Question Link: https://leetcode.com/problems/contains-duplicate/description/

So, I was able to quickly solve this problem with an approach of Sorting. O(n log n) time complexity.

class Solution:
    def containsDuplicate(self, nums: List[int]) -> bool:
        nums.sort()
        for i in range(0, len(nums)):
            if (i+1) < len(nums):
                if nums[i] == nums[i+1]:
                    return True
        return False

Now, one point I missed while thinking about the approach was that i+1 can go out of range if there are no duplicates.

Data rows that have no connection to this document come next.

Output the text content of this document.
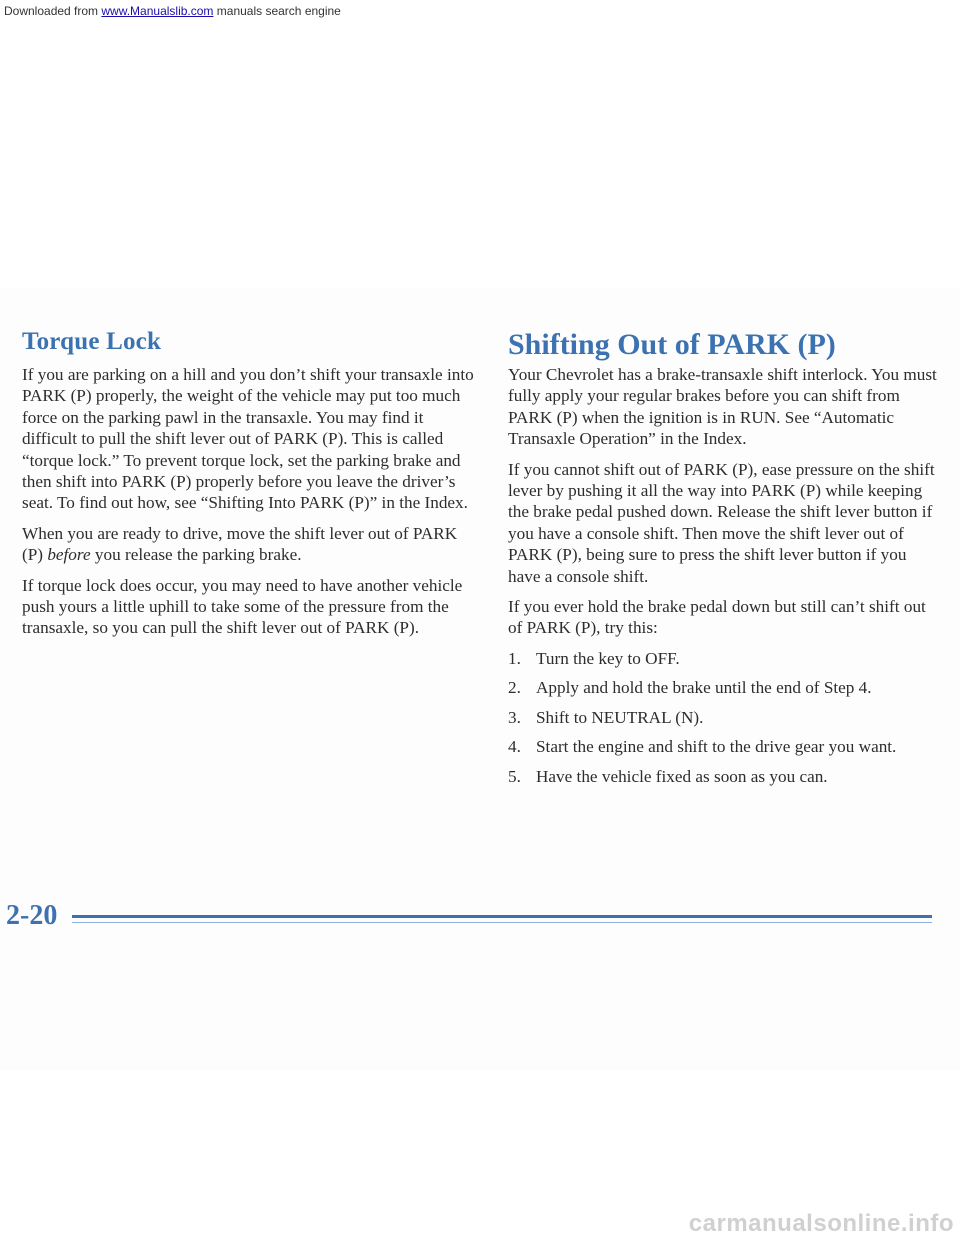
Downloaded from www.Manualslib.com manuals search engine
Torque Lock	Shifting Out of PARK (P)

If you are parking on a hill and you don’t shift your transaxle into PARK (P) properly, the weight of the vehicle may put too much force on the parking pawl in the transaxle. You may find it difficult to pull the shift lever out of PARK (P). This is called “torque lock.” To prevent torque lock, set the parking brake and then shift into PARK (P) properly before you leave the driver’s seat. To find out how, see “Shifting Into PARK (P)” in the Index.

When you are ready to drive, move the shift lever out of PARK (P) before you release the parking brake.

If torque lock does occur, you may need to have another vehicle push yours a little uphill to take some of the pressure from the transaxle, so you can pull the shift lever out of PARK (P).

Your Chevrolet has a brake-transaxle shift interlock. You must fully apply your regular brakes before you can shift from PARK (P) when the ignition is in RUN. See “Automatic Transaxle Operation” in the Index.

If you cannot shift out of PARK (P), ease pressure on the shift lever by pushing it all the way into PARK (P) while keeping the brake pedal pushed down. Release the shift lever button if you have a console shift. Then move the shift lever out of PARK (P), being sure to press the shift lever button if you have a console shift.

If you ever hold the brake pedal down but still can’t shift out of PARK (P), try this:

1. Turn the key to OFF.
2. Apply and hold the brake until the end of Step 4.
3. Shift to NEUTRAL (N).
4. Start the engine and shift to the drive gear you want.
5. Have the vehicle fixed as soon as you can.
2-20
carmanualsonline.info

There are other possible methods to solve this too. 4 were listed in the solution of this question.

1. Two Loops

class Solution:
    def containsDuplicate(self, nums: List[int]) -> bool:
        for i in range(0, len(nums)):
            for j in range(i+1, len(nums)):
                if nums[i] == nums[j]:
                    return True
        return False

1. Sorting

The one I used

1. Hash (set)

This is a better approach it only takes time O(n) however it has O(n) space complexity too.

class Solution:
    def containsDuplicate(self, nums: List[int]) -> bool:
        visited = set()
        for i in nums:
            if i in visited:
                return True
            visited.add(i)
        return False

1. Hash Map

This one was similar to the above one time and everything same. Just used a dictionary, i.e., hash map instead of set.

Could be more useful when finding duplicate occurrences.